WV must turn coastal cleanups into concrete policy change

EVERY September, the International Coastal Cleanup (ICC) transforms our shores into sites of solidarity. In Iloilo City, hundreds gathered on Sept. 20 in Barangay Sto. Niño Sur, Arevalo district filling sacks with plastics, bottles, and other debris. Meanwhile, from Boracay Island in Aklan to Malandog in Antique, volunteers showed once more that Western Visayas is not lacking in civic spirit.

Yet beneath the photos of smiling volunteers and cleared coastlines is a sobering truth: one-day cleanups, no matter how massive, will remain symbolic unless they spark real and lasting reforms. Without systemic solutions, the trash will return, carried by rivers, esteros, and careless human hands.

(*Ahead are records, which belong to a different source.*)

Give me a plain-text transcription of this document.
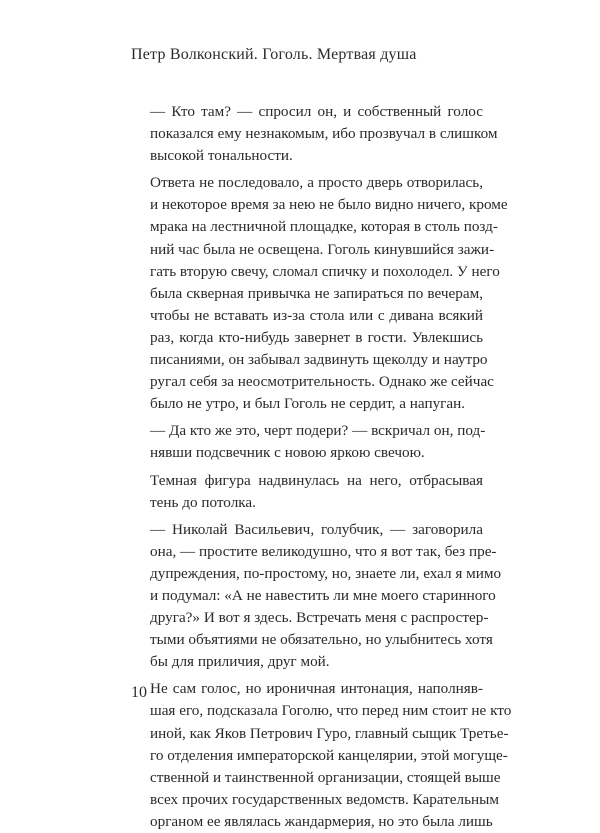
Петр Волконский. Гоголь. Мертвая душа

— Кто там? — спросил он, и собственный голос
показался ему незнакомым, ибо прозвучал в слишком
высокой тональности.

Ответа не последовало, а просто дверь отворилась,
и некоторое время за нею не было видно ничего, кроме
мрака на лестничной площадке, которая в столь позд-
ний час была не освещена. Гоголь кинувшийся зажи-
гать вторую свечу, сломал спичку и похолодел. У него
была скверная привычка не запираться по вечерам,
чтобы не вставать из-за стола или с дивана всякий
раз, когда кто-нибудь завернет в гости. Увлекшись
писаниями, он забывал задвинуть щеколду и наутро
ругал себя за неосмотрительность. Однако же сейчас
было не утро, и был Гоголь не сердит, а напуган.

— Да кто же это, черт подери? — вскричал он, под-
нявши подсвечник с новою яркою свечою.

Темная фигура надвинулась на него, отбрасывая
тень до потолка.

— Николай Васильевич, голубчик, — заговорила
она, — простите великодушно, что я вот так, без пре-
дупреждения, по-простому, но, знаете ли, ехал я мимо
и подумал: «А не навестить ли мне моего старинного
друга?» И вот я здесь. Встречать меня с распростер-
тыми объятиями не обязательно, но улыбнитесь хотя
бы для приличия, друг мой.

Не сам голос, но ироничная интонация, наполняв-
шая его, подсказала Гоголю, что перед ним стоит не кто
иной, как Яков Петрович Гуро, главный сыщик Третье-
го отделения императорской канцелярии, этой могуще-
ственной и таинственной организации, стоящей выше
всех прочих государственных ведомств. Карательным
органом ее являлась жандармерия, но это была лишь

10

Take Iloilo Province as an example. Data from the Provincial Environment and Natural Resources Office shows some decline in collected waste volumes compared to previous years, an encouraging sign. But anyone walking along creeks or rural barangay roadsides can see that litter is still a persistent problem. Plastics are still the dominant culprit, and much of it comes from single-use packaging — sachets, cups, and food containers that are convenient in the moment but disastrous for our seas.

The problem is not just disposal. It is also production and enforcement. Local government ordinances against illegal dumping often lack teeth, with violators rarely penalized. Barangay collection systems remain inconsistent. At the same time, businesses are still encouraged — or at least not discouraged — to flood markets with single-use plastics.

If Iloilo and the wider Western Visayas are serious about clean seas, then ICC must go beyond annual rituals. It must push policymakers to act. That means:

* Stricter enforcement of waste management laws, with real penalties for illegal dumping in rivers and coastlines.

* Incentives for businesses to shift to reusable or biodegradable packaging, supported by local government partnerships.

* Investment in circular economy practices that turn waste into usable resources, from community-level composting to large-scale recycling hubs.

* Integration of cleanup data into legislation, so the yearly waste audits are not just statistics but tools for crafting effective policies.

The volunteers who picked up trash on Sept. 20 did their part. But it is unfair to expect them to keep undoing, year after year, the damage caused by weak systems and unregulated consumption. The responsibility now lies with our leaders — in city and municipal halls, provincial capitols, and Congress — to turn this citizen-led momentum into policies that attack the problem at its roots. Otherwise, ICC risks becoming a mere spectacle: one day of clean shores followed by 364 days of business as usual.

Cleanups inspire; policies transform. Western Visayas must not settle for the former without demanding the latter.